I found out the other day that The Landreth Seed Company, the oldest seed company in the United States, could be looking at the end of their days. They've had a few lean years and need to sell 1 million catalogs by the end of September. Or, I presume, sell a bunch of other stuff as well.

You can read more about the company and it's financial problems here. Or go shop at http://www.landrethseeds.com/ to help them out.

I've ordered a catalog and a few packets of seeds. Some stuff I wanted was sold out. If they're still in business in March I'll try hitting them up for some seed potatoes. I also wrote them a letter with some friendly suggestions of ways to draw traffic to the site. Most of my suggestions were to turn them into a gardening site with gardening tips, ways for customers to show off their own gardens, and a store in there somewhere so people can buy what they need to reproduce what others have done with their gardens.

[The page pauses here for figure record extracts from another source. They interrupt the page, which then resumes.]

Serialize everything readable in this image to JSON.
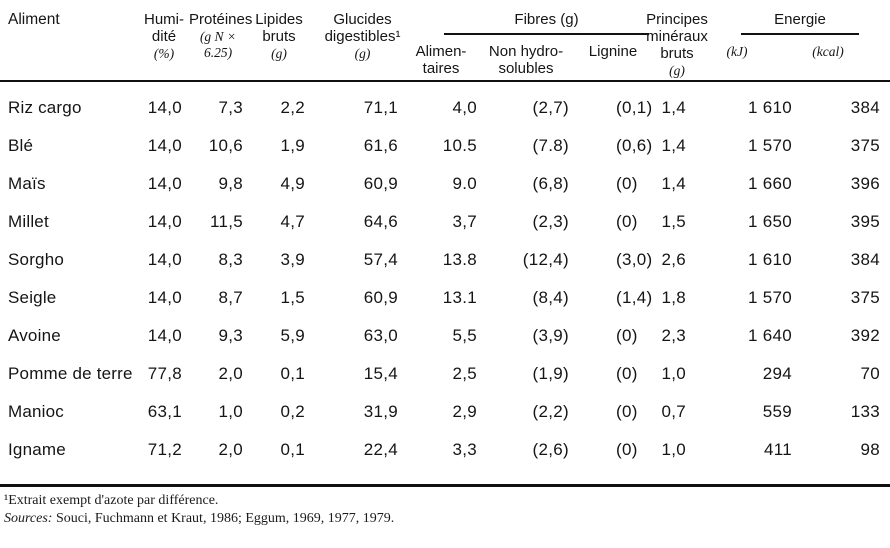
{
  "table": {
    "columns": {
      "aliment": "Aliment",
      "humidite": {
        "main": "Humi-\ndité",
        "sub": "(%)"
      },
      "proteines": {
        "main": "Protéines",
        "sub": "(g N ×\n6.25)"
      },
      "lipides": {
        "main": "Lipides\nbruts",
        "sub": "(g)"
      },
      "glucides": {
        "main": "Glucides\ndigestibles¹",
        "sub": "(g)"
      },
      "fibres_group": "Fibres (g)",
      "fibres_alimentaires": "Alimen-\ntaires",
      "fibres_non_hydrosolubles": "Non hydro-\nsolubles",
      "fibres_lignine": "Lignine",
      "mineraux": {
        "main": "Principes\nminéraux\nbruts",
        "sub": "(g)"
      },
      "energie_group": "Energie",
      "energie_kj": "(kJ)",
      "energie_kcal": "(kcal)"
    },
    "rows": [
      {
        "aliment": "Riz cargo",
        "values": [
          "14,0",
          "7,3",
          "2,2",
          "71,1",
          "4,0",
          "(2,7)",
          "(0,1)",
          "1,4",
          "1 610",
          "384"
        ]
      },
      {
        "aliment": "Blé",
        "values": [
          "14,0",
          "10,6",
          "1,9",
          "61,6",
          "10.5",
          "(7.8)",
          "(0,6)",
          "1,4",
          "1 570",
          "375"
        ]
      },
      {
        "aliment": "Maïs",
        "values": [
          "14,0",
          "9,8",
          "4,9",
          "60,9",
          "9.0",
          "(6,8)",
          "(0)",
          "1,4",
          "1 660",
          "396"
        ]
      },
      {
        "aliment": "Millet",
        "values": [
          "14,0",
          "11,5",
          "4,7",
          "64,6",
          "3,7",
          "(2,3)",
          "(0)",
          "1,5",
          "1 650",
          "395"
        ]
      },
      {
        "aliment": "Sorgho",
        "values": [
          "14,0",
          "8,3",
          "3,9",
          "57,4",
          "13.8",
          "(12,4)",
          "(3,0)",
          "2,6",
          "1 610",
          "384"
        ]
      },
      {
        "aliment": "Seigle",
        "values": [
          "14,0",
          "8,7",
          "1,5",
          "60,9",
          "13.1",
          "(8,4)",
          "(1,4)",
          "1,8",
          "1 570",
          "375"
        ]
      },
      {
        "aliment": "Avoine",
        "values": [
          "14,0",
          "9,3",
          "5,9",
          "63,0",
          "5,5",
          "(3,9)",
          "(0)",
          "2,3",
          "1 640",
          "392"
        ]
      },
      {
        "aliment": "Pomme de terre",
        "values": [
          "77,8",
          "2,0",
          "0,1",
          "15,4",
          "2,5",
          "(1,9)",
          "(0)",
          "1,0",
          "294",
          "70"
        ]
      },
      {
        "aliment": "Manioc",
        "values": [
          "63,1",
          "1,0",
          "0,2",
          "31,9",
          "2,9",
          "(2,2)",
          "(0)",
          "0,7",
          "559",
          "133"
        ]
      },
      {
        "aliment": "Igname",
        "values": [
          "71,2",
          "2,0",
          "0,1",
          "22,4",
          "3,3",
          "(2,6)",
          "(0)",
          "1,0",
          "411",
          "98"
        ]
      }
    ]
  },
  "footnotes": {
    "note1": "¹Extrait exempt d'azote par différence.",
    "sources_label": "Sources:",
    "sources_text": "Souci, Fuchmann et Kraut, 1986;  Eggum, 1969, 1977, 1979."
  }
}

Why should you care about heirloom vegetables? Well, much of what they sell is unique. Remember seeing old films where people are throwing rotten tomatoes at the stage? Those tomatoes weren't rotten. They were a variety of tomato with delicate skin that would splat nicely. Unfortunately, being so fragile meant they don't ship worth a damn. You can't expect them to be picked, put in a basket, shipped, and put in the store without them being ruined. So farmers didn't grow them. It wasn't long at all before you couldn't even get them for your own garden. Today they're presumed extinct.

OK, sad, but not a disaster. They just failed to pass Darwin's test.

Most of what you get at the store has been bred and engineered. Carrots turned from purple and red to orange. Tomatoes got thicker and stronger so they can ship and cut easier. They also lose much of their flavor and nutritional value.

And much of the engineered seeds you get in the stores have been designed so that what you grow will be the last of it's line. If you plant the seeds from what you grow you'll get nothing back. If not this generation then the next generation won't grow. So you have to keep going back to the company to buy more. With heirloom vegetables you can save the seeds and grow more of the same thing next year and the year after that.

So, give them a hand. Buy some seeds or a catalog. Give them a chance to make the changes necessary to survive the 21st century.